The movie almost redeems itself with the Dylan storyline.  If the rest of the movie was about the fallout in her life, I could understand how it was necessary to have that vicarious trauma in order to really connect to the mostly unlikeable Dylan.  But we barely get to spend any time with her.  In total, I think she only has about 10 minutes of screen time.  When the story shifts again to Javier, my ability to emotionally attach to any of the new characters, because I was expecting them to get snatched away.  And I was also really upset, because the Dylan storyline could have been so incredibly interesting, but Fogelman won't let us explore her rich emotional life.

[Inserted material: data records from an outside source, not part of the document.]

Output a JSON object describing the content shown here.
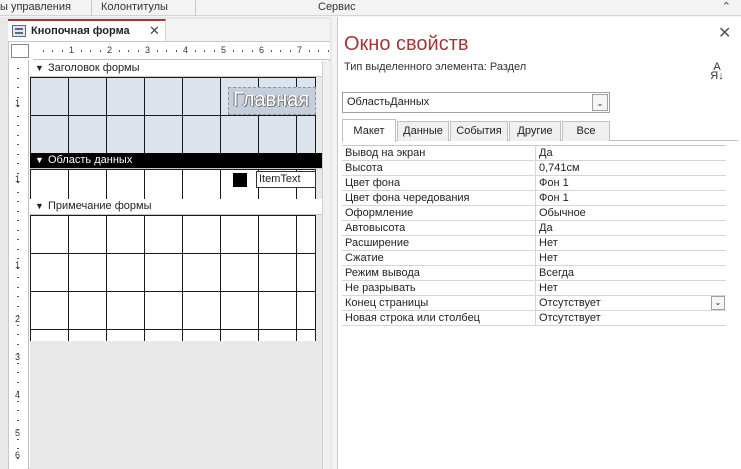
{
  "ribbon": {
    "groups": [
      "ы управления",
      "Колонтитулы",
      "Сервис"
    ],
    "collapse_icon": "chevron-up-icon"
  },
  "document": {
    "tab_label": "Кнопочная форма",
    "close_glyph": "✕",
    "ruler_top_numbers": [
      "1",
      "2",
      "3",
      "4",
      "5",
      "6",
      "7"
    ],
    "ruler_left_numbers": [
      "1",
      "1",
      "1",
      "2",
      "3",
      "4",
      "5",
      "6"
    ],
    "sections": {
      "header": "Заголовок формы",
      "detail": "Область данных",
      "footer": "Примечание формы"
    },
    "title_label_text": "Главная",
    "item_text_field": "ItemText"
  },
  "properties": {
    "title": "Окно свойств",
    "selection_type": "Тип выделенного элемента:  Раздел",
    "selected_object": "ОбластьДанных",
    "sort_icon_text": "А\nЯ",
    "tabs": [
      {
        "label": "Макет",
        "active": true
      },
      {
        "label": "Данные",
        "active": false
      },
      {
        "label": "События",
        "active": false
      },
      {
        "label": "Другие",
        "active": false
      },
      {
        "label": "Все",
        "active": false
      }
    ],
    "rows": [
      {
        "name": "Вывод на экран",
        "value": "Да"
      },
      {
        "name": "Высота",
        "value": "0,741см"
      },
      {
        "name": "Цвет фона",
        "value": "Фон 1"
      },
      {
        "name": "Цвет фона чередования",
        "value": "Фон 1"
      },
      {
        "name": "Оформление",
        "value": "Обычное"
      },
      {
        "name": "Автовысота",
        "value": "Да"
      },
      {
        "name": "Расширение",
        "value": "Нет"
      },
      {
        "name": "Сжатие",
        "value": "Нет"
      },
      {
        "name": "Режим вывода",
        "value": "Всегда"
      },
      {
        "name": "Не разрывать",
        "value": "Нет"
      },
      {
        "name": "Конец страницы",
        "value": "Отсутствует"
      },
      {
        "name": "Новая строка или столбец",
        "value": "Отсутствует"
      }
    ]
  },
  "colors": {
    "accent": "#a4373a",
    "section_dark": "#000000",
    "header_fill": "#dde3ec"
  }
}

Besides the structure, the dialogue needed a severe revision.  Early in the Javier storyline, he and Saccione sit down and Saccione tells him the story of his life.  This is a loooongg story that only serves to bore the audience.  The movie keeps putting profound statements and monologues into its characters mouths, but they never quite ring true.  They feel like mouthpieces for a philosophy major who is taking a crack and screenwriting.

And while the idea of an order behind the chaos of life is a very Catholic idea, there is so much here that is repugnant.  Abby is a completely self-centered person and never overcomes this.  Will's suicide is an act of ultimate selfishness in abandoning his daughter.  Rodrigo, who raised by the clearly Catholic Laia, beings a sexual affair with an American girl in college.  Javier abandons the wife and Saccione essentially breaks up a marriage. And while I know that things like this are typical Hollywood fare, it seems rather base for a movie that is trying to aim so high.

The only things that keeps this film from total disaster are the cinematography and the acting.  Fogelman uses the camera effectively.  One of the strongest things he does is he leaves the camera to linger on Morris' empty office after Will shoots himself.  This uncomfortable silence lets the reality of the suicide sink in.  Isaac is as incredible as ever and the rest of the cast also do solid turns.  But these things are not enough to pull the movie out of its nose dive.

Life Itself is, without question, a bad movie.  But what it was trying to achieve was noble.